The biodegradable performance of SMPU fibers and SMPU/HA composite fibers represented by the weight loss during in vitro release

DEX was selected as drug model to investigate the release behavior from the carrier of the electrospun mats in PBS at 37 °C, and the cumulative release of DEX was shown in Fig. 11. All the mats exhibited slower sustained release of DEX over 10 weeks, and importantly, no initial burst release could be observed, which would guarantee a long time sustained release of DEX [32, 38].

Fig. 11
figure 11

Cumulative release profile of DEX from SMPU and SMPU/HA electrospun fibers with DEX (Inset: the UV-vis spectra of DEX)
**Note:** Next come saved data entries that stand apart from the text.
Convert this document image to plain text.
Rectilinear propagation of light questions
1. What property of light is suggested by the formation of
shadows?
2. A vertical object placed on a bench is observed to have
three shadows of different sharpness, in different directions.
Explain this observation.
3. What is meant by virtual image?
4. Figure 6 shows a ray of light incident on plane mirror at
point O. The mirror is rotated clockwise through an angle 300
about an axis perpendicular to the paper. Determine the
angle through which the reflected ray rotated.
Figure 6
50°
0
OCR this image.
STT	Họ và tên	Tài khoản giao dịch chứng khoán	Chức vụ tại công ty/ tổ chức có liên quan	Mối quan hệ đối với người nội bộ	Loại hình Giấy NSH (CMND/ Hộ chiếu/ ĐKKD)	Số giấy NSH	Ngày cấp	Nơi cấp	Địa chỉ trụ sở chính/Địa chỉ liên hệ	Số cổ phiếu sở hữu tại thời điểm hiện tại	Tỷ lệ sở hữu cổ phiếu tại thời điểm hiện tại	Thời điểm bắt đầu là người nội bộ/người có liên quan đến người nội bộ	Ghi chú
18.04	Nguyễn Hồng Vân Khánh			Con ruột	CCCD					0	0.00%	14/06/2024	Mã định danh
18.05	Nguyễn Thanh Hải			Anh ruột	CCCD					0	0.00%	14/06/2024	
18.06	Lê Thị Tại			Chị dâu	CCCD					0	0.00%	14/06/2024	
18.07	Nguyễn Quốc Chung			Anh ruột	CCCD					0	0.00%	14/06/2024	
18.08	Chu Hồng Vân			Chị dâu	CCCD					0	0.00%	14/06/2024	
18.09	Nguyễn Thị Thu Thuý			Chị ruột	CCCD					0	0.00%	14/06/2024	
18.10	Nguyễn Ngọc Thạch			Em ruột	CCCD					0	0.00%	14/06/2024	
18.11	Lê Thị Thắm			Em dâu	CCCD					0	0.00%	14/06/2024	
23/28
While in case of SMPU/HA mats, the release showed growing trends with the increasing content of HA in SMPU fibers. This indicated that the release was mainly depended on the degradation rates, which meant the long chains of polymer could be hydrolyzed into oligomers with the release of drug molecules. And thus the introduction of HA into the fibers enhanced the biodegradability and the controlled release of drugs to the electrospun microfibers effectively.

Conclusion

The enhanced biodegradability and shape memory performance of SMPU microfibers were fabricated by the incorporation with HA into the system. The composite fibers exhibited better controlled drug release with EDX as drug model for its potential use in medical fields. Varying loading ratios of HA in the composite fibers affected the shape memory transition temperatures and the shape memory recovery ratios. And SMPU with 3 wt% of HA exhibited relative excellent Rr of > 97% and recovery ability with the shortest recovery time of about 6 s, owing to its probable appropriate interactions with SMPU and relative excellent mechanical properties in tensile and modulus values. So further increase in the content of HA would reduce the recovery force and prolong the recovery time. The obtained results proved that the biodegradable SMPU/HA composite fibers have application prospects in bio-medical fields.